“The Motorcade Sped On” by Steinski and Mass Media is an old favourite from way back. I first heard it when it was given away as a free 45 with an issue of the NME in 1987. It sounds a little clunky now, but it still works like crazy, doesn’t it? As blogger Gutter writes, “It’s almost like a pop-song structure, with the sirens and “Mrs Kennedy jumped up, she called ‘oh no’” section acting as a chorus. I think it’s one of the finest examples of the early hip hop cut ‘n’ paste montage approach ever.” I interviewed Adam Levine from Maroon 5 a few weeks ago, and in the dying moments of our conversation, I asked him—because he was in Texas at the time, and because I am an obsessed man—“Who killed John F. Kennedy?”

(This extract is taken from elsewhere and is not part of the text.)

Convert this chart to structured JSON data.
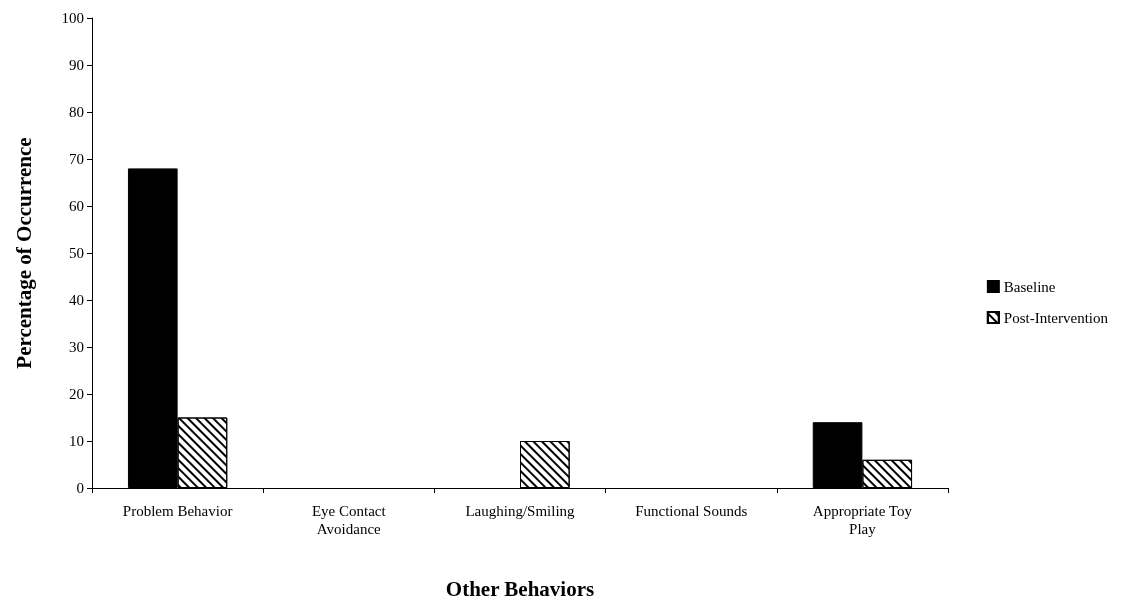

It was foolish of me to expect much of an answer, but I had already gotten what I needed out of a fairly perfunctory Q-and-A. This was the quick-fire round at the very end. “Do you enjoy sushi? What’s it like banging Jessica Simpson? Who killed JFK?” Standard industry boilerplate, really. His response: “I don’t care anymore. Honestly, if they haven’t figured it out at this point.... It’s probably some weird blanketed government conspiracy that we will never know the full truth about, and there have been so many more unbelievable atrocities committed since then, I think we should probably focus on those. It’s, like, 20th in line.” I’ll resist the urge to make some crack about “unbelievable atrocities” and Maroon 5, and just add this: at least Levine didn’t say, “Oswald.”
Vincent Bugliosi did, though. In May, the former Manson prosecutor published his towering work of imagination, Reclaiming History: the Assassination of President John F. Kennedy. In a brisk 1,600 pages or so, Bugliosi makes the case that Oswald was just some lone nut with a devastatingly good shot and absolutely no connection to the CIA. After reading about 250 of those pages in Chapters one day, I’d like to advance my theory that Vincent Bugliosi is the lone nut, but I’d be wrong; he’s getting lots of help. It didn’t take long for HBO to announce that it was turning Reclaiming History into a miniseries, with Tom Hanks as executive producer. I thought I had this whole Kennedy thing more-or-less figured out until the guy from Turner and Hooch got on board. Now I don’t know what to think. Maybe I’ll just stop thinking altogether. I’ll stop thinking about how the events in Dallas on Nov. 22, 1963 made possible so many of the “unbelievable atrocities” that have followed, and I’ll stop thinking about who, precisely, has benefited from it ever since.
The motorcade sped on, all right. Further and further away from America’s singular moment of truth. I hate to say it, but you have to admire the machine that has driven that brain-spattered limo from the pole position in late 20th century history, and into its current place, “like, 20th in line.”